Alors que la mobilisation internationale tarde, certaines voix africaines appellent à une réaction rapide. Dans une tribune publiée le 8 novembre 2025, l’ancien ministre sénégalais de l’Intérieur, Aly Ngouille Ndiaye, interpelle les dirigeants de la Communauté économique des États de l’Afrique de l’ouest (Cedeao) de ne pas attendre « que Bamako tombe pour réagir ». Il estime que la menace dépasse le cadre national malien pour devenir une question de sécurité collective.

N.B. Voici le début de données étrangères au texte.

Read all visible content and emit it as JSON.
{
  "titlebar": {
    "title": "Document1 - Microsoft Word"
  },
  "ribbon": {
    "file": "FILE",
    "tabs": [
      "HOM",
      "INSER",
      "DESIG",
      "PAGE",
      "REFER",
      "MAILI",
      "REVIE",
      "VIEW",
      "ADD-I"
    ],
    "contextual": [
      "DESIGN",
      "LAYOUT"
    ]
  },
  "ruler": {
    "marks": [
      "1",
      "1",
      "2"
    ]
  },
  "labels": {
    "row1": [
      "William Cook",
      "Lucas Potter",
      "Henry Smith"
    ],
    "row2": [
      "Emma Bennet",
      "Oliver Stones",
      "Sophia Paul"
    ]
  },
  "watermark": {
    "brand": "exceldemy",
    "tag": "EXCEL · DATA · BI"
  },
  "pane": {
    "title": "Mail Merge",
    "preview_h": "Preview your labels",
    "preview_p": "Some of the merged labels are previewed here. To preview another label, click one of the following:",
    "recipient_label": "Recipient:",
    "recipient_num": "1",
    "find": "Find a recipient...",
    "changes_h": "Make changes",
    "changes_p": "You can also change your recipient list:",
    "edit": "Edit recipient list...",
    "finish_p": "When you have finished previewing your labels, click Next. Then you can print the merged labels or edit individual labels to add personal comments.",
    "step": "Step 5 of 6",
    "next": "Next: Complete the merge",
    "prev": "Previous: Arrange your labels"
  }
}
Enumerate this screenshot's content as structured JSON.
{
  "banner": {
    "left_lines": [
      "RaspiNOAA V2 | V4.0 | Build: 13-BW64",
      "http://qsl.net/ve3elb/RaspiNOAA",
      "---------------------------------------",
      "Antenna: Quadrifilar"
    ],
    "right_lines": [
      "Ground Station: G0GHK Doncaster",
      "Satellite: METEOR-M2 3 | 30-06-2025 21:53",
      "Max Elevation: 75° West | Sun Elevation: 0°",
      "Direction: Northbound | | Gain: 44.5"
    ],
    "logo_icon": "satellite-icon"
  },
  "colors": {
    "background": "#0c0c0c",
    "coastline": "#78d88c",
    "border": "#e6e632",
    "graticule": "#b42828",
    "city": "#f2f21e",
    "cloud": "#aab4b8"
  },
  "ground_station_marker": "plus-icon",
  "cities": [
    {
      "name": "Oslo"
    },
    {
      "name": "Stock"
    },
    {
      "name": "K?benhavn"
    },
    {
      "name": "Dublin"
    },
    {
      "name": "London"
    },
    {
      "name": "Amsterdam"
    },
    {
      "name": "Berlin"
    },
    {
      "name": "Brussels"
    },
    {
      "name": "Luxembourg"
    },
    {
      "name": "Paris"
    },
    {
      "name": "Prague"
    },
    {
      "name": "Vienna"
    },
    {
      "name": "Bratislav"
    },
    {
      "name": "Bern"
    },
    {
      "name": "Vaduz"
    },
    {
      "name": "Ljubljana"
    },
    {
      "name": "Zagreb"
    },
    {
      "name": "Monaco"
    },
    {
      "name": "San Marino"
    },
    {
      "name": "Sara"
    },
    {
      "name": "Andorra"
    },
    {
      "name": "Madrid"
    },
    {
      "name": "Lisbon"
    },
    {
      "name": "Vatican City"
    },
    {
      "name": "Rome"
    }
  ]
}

Selon lui, l’effondrement du Mali équivaudrait à « un hub jihadiste aux portes du Sénégal, de la Côte d’Ivoire et de la Guinée ». Il appelle à réactiver la force d’attente régionale et à renouer le dialogue entre la Cedeao, les pays de l’Alliance des États du Sahel (AES) et la Mauritanie pour coordonner une réponse commune.
Depuis 2012, le Mali est en proie à une insécurité persistante alimentée par les groupes affiliés à Al-Qaïda et à l’État islamique. Après deux coups d’État successifs (2020 et 2021) et la rupture avec la France et la Cedeao, la junte au pouvoir peine à contenir l’avancée des groupes armés, désormais actifs jusqu’aux abords de Bamako.
Les récentes attaques dans les régions de Kayes et Diboli, à la frontière sénégalaise, montrent que la crise s’étend aussi vers l’ouest, menaçant directement les pays voisins.
Dans le nord, la situation reste tout aussi tendue. Le 7 novembre 2025, une jeune tiktokeuse malienne, Mariam Cissé, a été enlevée et exécutée publiquement par des hommes armés dans la ville de Tonka, région de Tombouctou (nord). Elle était connue pour ses vidéos de soutien à l’armée malienne. Son meurtre a provoqué un vif émoi sur les réseaux sociaux.
Le blocus se poursuit et action solidaire des Etats de l’Afrique de l’Ouest est désormais plus que nécessaire. Aly Ngouille Ndiaye rappelle : « quand la case du voisin brûle, arrose la tienne ».